The UK Biobank definitely has a bias, but it's in the opposite direction to that you are suggesting here. It's primarily healthy people who are enrolled only when they reach the age of 40 and still have no significant health problems. So, if you are in the UK Biobank, you are less likely to have had a genetic disease stemming from incest.


Biobank is a voluntary data collection system, I thought. It's not based on whether someone is sick.

(Unless I've misunderstood somewhere)


I think the assertion is that most people basically don't feel they have anything special genetically. As such, most people just aren't entering these databases that are opt-in.

Contrast this to people that do have a genetic oddity about them. Just having the traits is often enough to get people to find out more about them.

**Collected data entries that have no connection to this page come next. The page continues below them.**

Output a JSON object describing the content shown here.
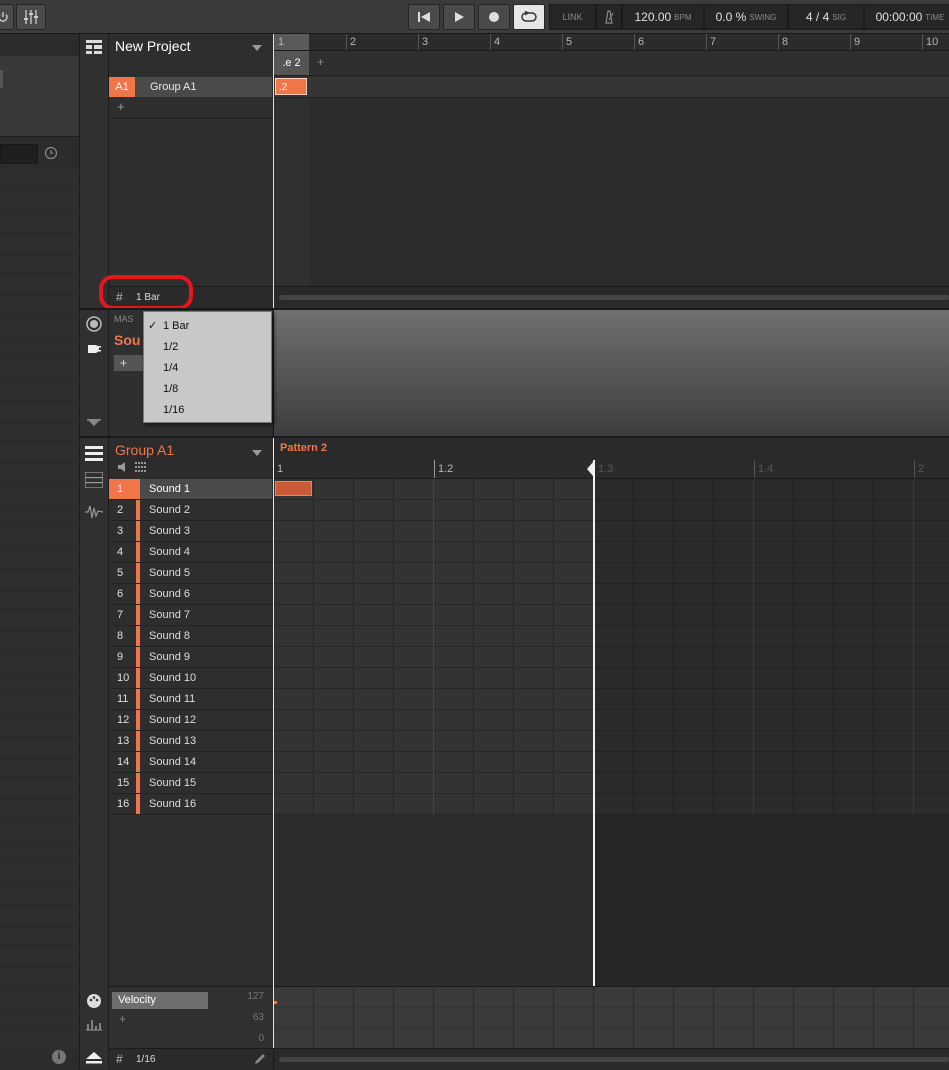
{
  "transport": {
    "link": "LINK",
    "tempo": "120.00",
    "tempo_unit": "BPM",
    "swing": "0.0 %",
    "swing_label": "SWING",
    "signature": "4 / 4",
    "signature_label": "SIG",
    "time": "00:00:00",
    "time_label": "TIME"
  },
  "arranger": {
    "project_title": "New Project",
    "group_code": "A1",
    "group_name": "Group A1",
    "add_symbol": "+",
    "section_tab": ".e 2",
    "section_add": "+",
    "clip_label": ".2",
    "bar_numbers": [
      "1",
      "2",
      "3",
      "4",
      "5",
      "6",
      "7",
      "8",
      "9",
      "10"
    ],
    "grid_value": "1 Bar"
  },
  "mixer_strip": {
    "master_label": "MAS",
    "sound_label": "Sou",
    "add_symbol": "+"
  },
  "grid_dropdown": {
    "items": [
      "1 Bar",
      "1/2",
      "1/4",
      "1/8",
      "1/16"
    ],
    "selected": "1 Bar",
    "check": "✓"
  },
  "pattern_editor": {
    "group_title": "Group A1",
    "pattern_name": "Pattern 2",
    "ruler_labels": [
      "1",
      "1.2",
      "1.3",
      "1.4",
      "2"
    ],
    "sounds": [
      {
        "num": "1",
        "name": "Sound 1"
      },
      {
        "num": "2",
        "name": "Sound 2"
      },
      {
        "num": "3",
        "name": "Sound 3"
      },
      {
        "num": "4",
        "name": "Sound 4"
      },
      {
        "num": "5",
        "name": "Sound 5"
      },
      {
        "num": "6",
        "name": "Sound 6"
      },
      {
        "num": "7",
        "name": "Sound 7"
      },
      {
        "num": "8",
        "name": "Sound 8"
      },
      {
        "num": "9",
        "name": "Sound 9"
      },
      {
        "num": "10",
        "name": "Sound 10"
      },
      {
        "num": "11",
        "name": "Sound 11"
      },
      {
        "num": "12",
        "name": "Sound 12"
      },
      {
        "num": "13",
        "name": "Sound 13"
      },
      {
        "num": "14",
        "name": "Sound 14"
      },
      {
        "num": "15",
        "name": "Sound 15"
      },
      {
        "num": "16",
        "name": "Sound 16"
      }
    ],
    "velocity_label": "Velocity",
    "velocity_max": "127",
    "velocity_mid": "63",
    "velocity_min": "0",
    "add_symbol": "+",
    "step_grid": "1/16"
  },
  "info_symbol": "i",
  "colors": {
    "accent": "#f0764a",
    "annotation": "#e8141e"
  }
}
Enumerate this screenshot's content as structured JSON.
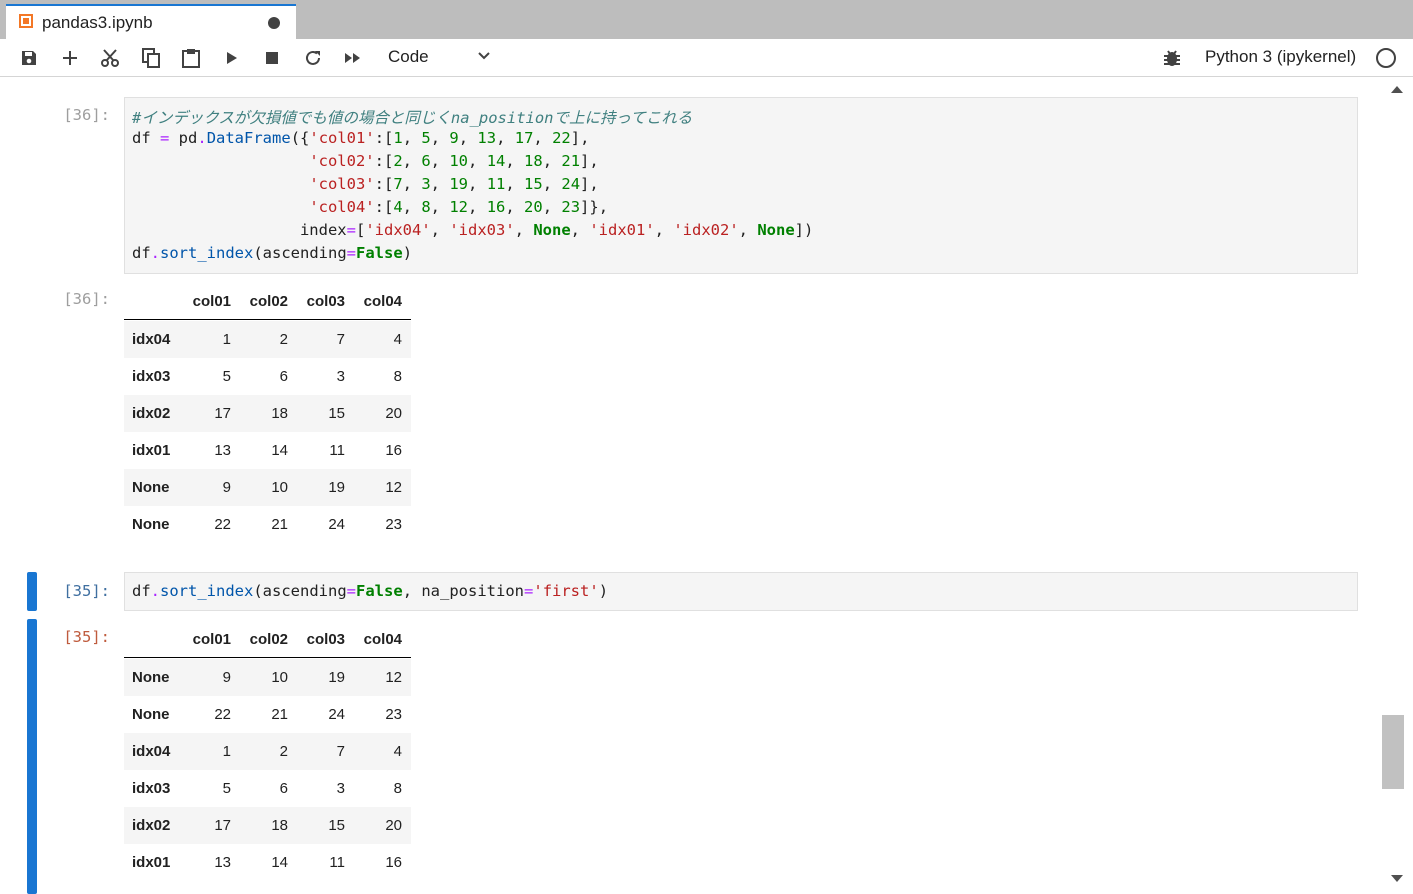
{
  "tab": {
    "title": "pandas3.ipynb",
    "icon": "notebook-icon"
  },
  "toolbar": {
    "buttons": [
      "save-icon",
      "plus-icon",
      "scissors-icon",
      "copy-icon",
      "paste-icon",
      "run-icon",
      "stop-icon",
      "restart-icon",
      "fast-forward-icon"
    ],
    "cell_type": "Code",
    "kernel": "Python 3 (ipykernel)"
  },
  "cells": [
    {
      "in_prompt": "[36]:",
      "out_prompt": "[36]:",
      "code": [
        "#インデックスが欠損値でも値の場合と同じくna_positionで上に持ってこれる",
        "df = pd.DataFrame({'col01':[1, 5, 9, 13, 17, 22],",
        "                   'col02':[2, 6, 10, 14, 18, 21],",
        "                   'col03':[7, 3, 19, 11, 15, 24],",
        "                   'col04':[4, 8, 12, 16, 20, 23]},",
        "                  index=['idx04', 'idx03', None, 'idx01', 'idx02', None])",
        "df.sort_index(ascending=False)"
      ],
      "table": {
        "columns": [
          "col01",
          "col02",
          "col03",
          "col04"
        ],
        "rows": [
          {
            "index": "idx04",
            "values": [
              "1",
              "2",
              "7",
              "4"
            ]
          },
          {
            "index": "idx03",
            "values": [
              "5",
              "6",
              "3",
              "8"
            ]
          },
          {
            "index": "idx02",
            "values": [
              "17",
              "18",
              "15",
              "20"
            ]
          },
          {
            "index": "idx01",
            "values": [
              "13",
              "14",
              "11",
              "16"
            ]
          },
          {
            "index": "None",
            "values": [
              "9",
              "10",
              "19",
              "12"
            ]
          },
          {
            "index": "None",
            "values": [
              "22",
              "21",
              "24",
              "23"
            ]
          }
        ]
      }
    },
    {
      "in_prompt": "[35]:",
      "out_prompt": "[35]:",
      "code": [
        "df.sort_index(ascending=False, na_position='first')"
      ],
      "table": {
        "columns": [
          "col01",
          "col02",
          "col03",
          "col04"
        ],
        "rows": [
          {
            "index": "None",
            "values": [
              "9",
              "10",
              "19",
              "12"
            ]
          },
          {
            "index": "None",
            "values": [
              "22",
              "21",
              "24",
              "23"
            ]
          },
          {
            "index": "idx04",
            "values": [
              "1",
              "2",
              "7",
              "4"
            ]
          },
          {
            "index": "idx03",
            "values": [
              "5",
              "6",
              "3",
              "8"
            ]
          },
          {
            "index": "idx02",
            "values": [
              "17",
              "18",
              "15",
              "20"
            ]
          },
          {
            "index": "idx01",
            "values": [
              "13",
              "14",
              "11",
              "16"
            ]
          }
        ]
      }
    }
  ]
}
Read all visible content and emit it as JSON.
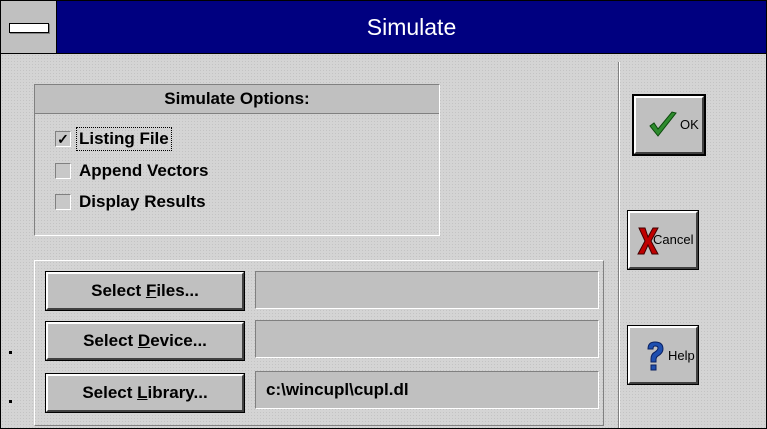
{
  "window": {
    "title": "Simulate"
  },
  "options": {
    "header": "Simulate Options:",
    "items": [
      {
        "label": "Listing File",
        "checked": true,
        "check_mark": "✓"
      },
      {
        "label": "Append Vectors",
        "checked": false,
        "check_mark": ""
      },
      {
        "label": "Display Results",
        "checked": false,
        "check_mark": ""
      }
    ]
  },
  "selectors": [
    {
      "button_pre": "Select ",
      "button_key": "F",
      "button_post": "iles...",
      "value": ""
    },
    {
      "button_pre": "Select ",
      "button_key": "D",
      "button_post": "evice...",
      "value": ""
    },
    {
      "button_pre": "Select ",
      "button_key": "L",
      "button_post": "ibrary...",
      "value": "c:\\wincupl\\cupl.dl"
    }
  ],
  "buttons": {
    "ok_label": "OK",
    "cancel_label": "Cancel",
    "help_label": "Help"
  },
  "icons": {
    "system_menu": "system-menu-icon",
    "ok": "checkmark-icon",
    "cancel": "x-icon",
    "help": "question-mark-icon"
  },
  "colors": {
    "titlebar": "#000080",
    "face": "#c0c0c0",
    "ok_icon": "#2e8b2e",
    "cancel_icon": "#c00000",
    "help_icon": "#1e4fb0"
  }
}
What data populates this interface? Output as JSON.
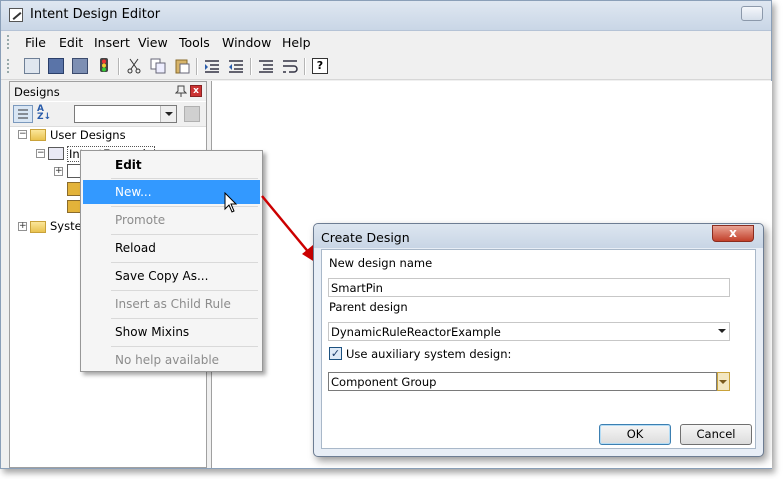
{
  "window": {
    "title": "Intent Design Editor"
  },
  "menubar": [
    "File",
    "Edit",
    "Insert",
    "View",
    "Tools",
    "Window",
    "Help"
  ],
  "left_pane": {
    "title": "Designs",
    "tree": {
      "user_designs": "User Designs",
      "intent_example": "IntentExample",
      "system": "Syste"
    }
  },
  "context_menu": {
    "items": [
      {
        "label": "Edit"
      },
      {
        "label": "New..."
      },
      {
        "label": "Promote"
      },
      {
        "label": "Reload"
      },
      {
        "label": "Save Copy As..."
      },
      {
        "label": "Insert as Child Rule"
      },
      {
        "label": "Show Mixins"
      },
      {
        "label": "No help available"
      }
    ]
  },
  "dialog": {
    "title": "Create Design",
    "close": "x",
    "new_design_name_label": "New design name",
    "new_design_name_value": "SmartPin",
    "parent_design_label": "Parent design",
    "parent_design_value": "DynamicRuleReactorExample",
    "aux_checkbox_label": "Use auxiliary system design:",
    "aux_checked": true,
    "aux_value": "Component Group",
    "ok": "OK",
    "cancel": "Cancel"
  },
  "colors": {
    "highlight": "#3399ff",
    "arrow": "#cc0000"
  }
}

Perhaps, but it is primarily about allowing researchers to find healthy people with particular genes for their research (most commonly: they suspect a gene is involved in a disease, and while they have plenty of people with that disease and gene, they also need to look for people who have that gene and don't have the disease).


Right, that assertion did not intend on bad intentions of this research. Just pointing out that you can get a selection bias on open calls, as well.


Yes. UK Biobank is a voluntary programme.

(I work in Genomic)


A bit like the high number of negative paternity tests. Selection bias is huge.


I think you misunderstood what they were trying to say.

They were trying to get an estimate on the prevalence of incest.

So the number of people who have been documented to have DNA showing that this happened is literally the floor on the amount of times incest occurs.


Yes, for UK Biobank's samples. I'm saying that the UK Biobank's samples could in theory have a higher than average rate of incest, making that number not a floor for the overall population.

I'm only making a technical point of logic. It's not a comment on UK Biobank in general.


As I mentioned in a parallel comment, the opposite is likely true due to the bias in the selection process for Biobank.


I'm still not making a particular comment about UK Biobank. I'm saying the logic in the article is bad, as it says this number must be a floor. This isn't the case.


Logically true.


If the statistics are done on "Incest survivors DNA bank" and show 100% occurence of incest, it doesn't mean they're applicable to the general population.

That's the argument. That this DNA bank has a (lesser than the contrived example, but still true) bias.